Bu heriflerden bir grup saat yarıştırıyordu geçtiğimiz günlerde;
“Hatırlıyor musun, bunu Roma’dan almıştım.”
Öteki de Amerika’dan almış saati, bir muhabbet pahalı saat markaları üzerine...
Ben de, şöyle elimi yumruk yapıp saatimi gösterdim:
“Ankara-Ulus’tan aldım, 20 lira!”
Güldüler!..
Ne var lan, saatimle mi ispatlayacam kendimi, cep telefonumu pestilini çıkartana kadar kullanırım, sana ne modelinden markasından, camının kırığından!..
Başa değil ayağa bakıyorlar bu devirde, biz yapmayalım bari!..
Bu “sosyeteye girmeye çalışan köylü kızı” kıvamlı muhafazakarlar büyük zarar veriyorlar memlekete...
İlle de Çukurambar;
Hacı Bayram’a gitse, Hamamönü’ne gitse, oralarda yese içse, sokaktaki vatandaşla muhabbet etse, nerdeeee!
Sayın Erdoğan mütevazı, Sayın Davutoğlu da öyle; aşağılara indikçe bir görgüsüzlük ki sorma!..
Altında canavar gibi BMW, genç müteahhitmiş; kimsin oğlum sen, nereden kazandın, ne zaman müteahhit oldun, beş, altı sene evvel asgari ücretle iş arıyordun!..

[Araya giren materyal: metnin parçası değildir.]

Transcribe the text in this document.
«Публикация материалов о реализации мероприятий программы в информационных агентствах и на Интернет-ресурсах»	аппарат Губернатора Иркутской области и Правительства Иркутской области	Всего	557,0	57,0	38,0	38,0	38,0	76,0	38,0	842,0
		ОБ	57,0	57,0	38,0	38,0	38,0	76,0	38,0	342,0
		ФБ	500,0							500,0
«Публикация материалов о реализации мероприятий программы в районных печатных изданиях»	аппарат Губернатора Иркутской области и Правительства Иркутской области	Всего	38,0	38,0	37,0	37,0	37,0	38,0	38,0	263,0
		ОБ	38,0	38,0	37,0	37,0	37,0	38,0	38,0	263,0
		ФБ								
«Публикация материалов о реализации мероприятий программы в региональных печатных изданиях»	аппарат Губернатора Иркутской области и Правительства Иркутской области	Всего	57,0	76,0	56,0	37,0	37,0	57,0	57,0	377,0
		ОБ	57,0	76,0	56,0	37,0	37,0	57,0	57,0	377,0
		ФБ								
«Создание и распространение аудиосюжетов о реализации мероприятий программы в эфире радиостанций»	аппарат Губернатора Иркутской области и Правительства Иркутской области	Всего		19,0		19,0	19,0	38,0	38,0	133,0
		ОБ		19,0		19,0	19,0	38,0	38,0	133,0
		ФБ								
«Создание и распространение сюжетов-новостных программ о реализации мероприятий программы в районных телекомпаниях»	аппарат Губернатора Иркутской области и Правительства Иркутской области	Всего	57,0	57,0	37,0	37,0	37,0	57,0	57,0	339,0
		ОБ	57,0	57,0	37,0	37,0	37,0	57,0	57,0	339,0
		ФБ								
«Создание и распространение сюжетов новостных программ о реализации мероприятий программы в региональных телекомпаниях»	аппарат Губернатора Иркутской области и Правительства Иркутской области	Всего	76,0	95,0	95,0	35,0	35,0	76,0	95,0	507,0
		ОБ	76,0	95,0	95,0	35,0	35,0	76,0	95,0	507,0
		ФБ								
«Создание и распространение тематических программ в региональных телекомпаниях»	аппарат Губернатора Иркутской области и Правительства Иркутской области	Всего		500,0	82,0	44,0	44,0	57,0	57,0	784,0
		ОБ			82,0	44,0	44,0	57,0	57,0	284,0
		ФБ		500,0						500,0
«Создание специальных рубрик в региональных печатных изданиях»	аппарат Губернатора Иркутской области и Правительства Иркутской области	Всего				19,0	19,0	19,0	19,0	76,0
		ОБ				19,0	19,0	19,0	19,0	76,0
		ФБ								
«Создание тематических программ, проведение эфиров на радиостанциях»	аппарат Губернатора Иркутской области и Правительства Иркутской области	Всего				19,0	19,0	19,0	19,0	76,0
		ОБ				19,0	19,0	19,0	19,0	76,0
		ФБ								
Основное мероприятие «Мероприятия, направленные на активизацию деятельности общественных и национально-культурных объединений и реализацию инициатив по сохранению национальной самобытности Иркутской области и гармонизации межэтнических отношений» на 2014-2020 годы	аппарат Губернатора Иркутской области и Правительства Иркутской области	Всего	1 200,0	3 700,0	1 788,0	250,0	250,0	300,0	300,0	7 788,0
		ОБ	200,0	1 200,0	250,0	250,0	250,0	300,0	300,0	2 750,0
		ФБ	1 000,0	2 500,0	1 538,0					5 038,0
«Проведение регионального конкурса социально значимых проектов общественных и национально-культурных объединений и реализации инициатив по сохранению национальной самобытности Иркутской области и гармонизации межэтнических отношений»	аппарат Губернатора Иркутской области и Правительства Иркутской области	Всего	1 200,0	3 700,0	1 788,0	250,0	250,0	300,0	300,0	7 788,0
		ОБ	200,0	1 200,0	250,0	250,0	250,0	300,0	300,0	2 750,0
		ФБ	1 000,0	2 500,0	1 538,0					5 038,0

Bir de “AKP’liler” var piyasada; fırsat buldukça Recep Tayyip Erdoğan’a saldırıyorlar, “AK Parti’ye zarar veriyor!” filan.
Bu soytarılar eskisi kadar kazanamıyorlar ya, mevzu bu!..
•
Milli vazife, önümüzdeki seçimden bir şekilde TEK PARTİ İKTİDARI çıkartmak şart...
Memleketi hedef alan şer ittifakını sevindirmemenin yolu, “yoksulu daha fazla kollamaktan”, omurgasız adamları da “bir an evvel yollamaktan” geçiyor!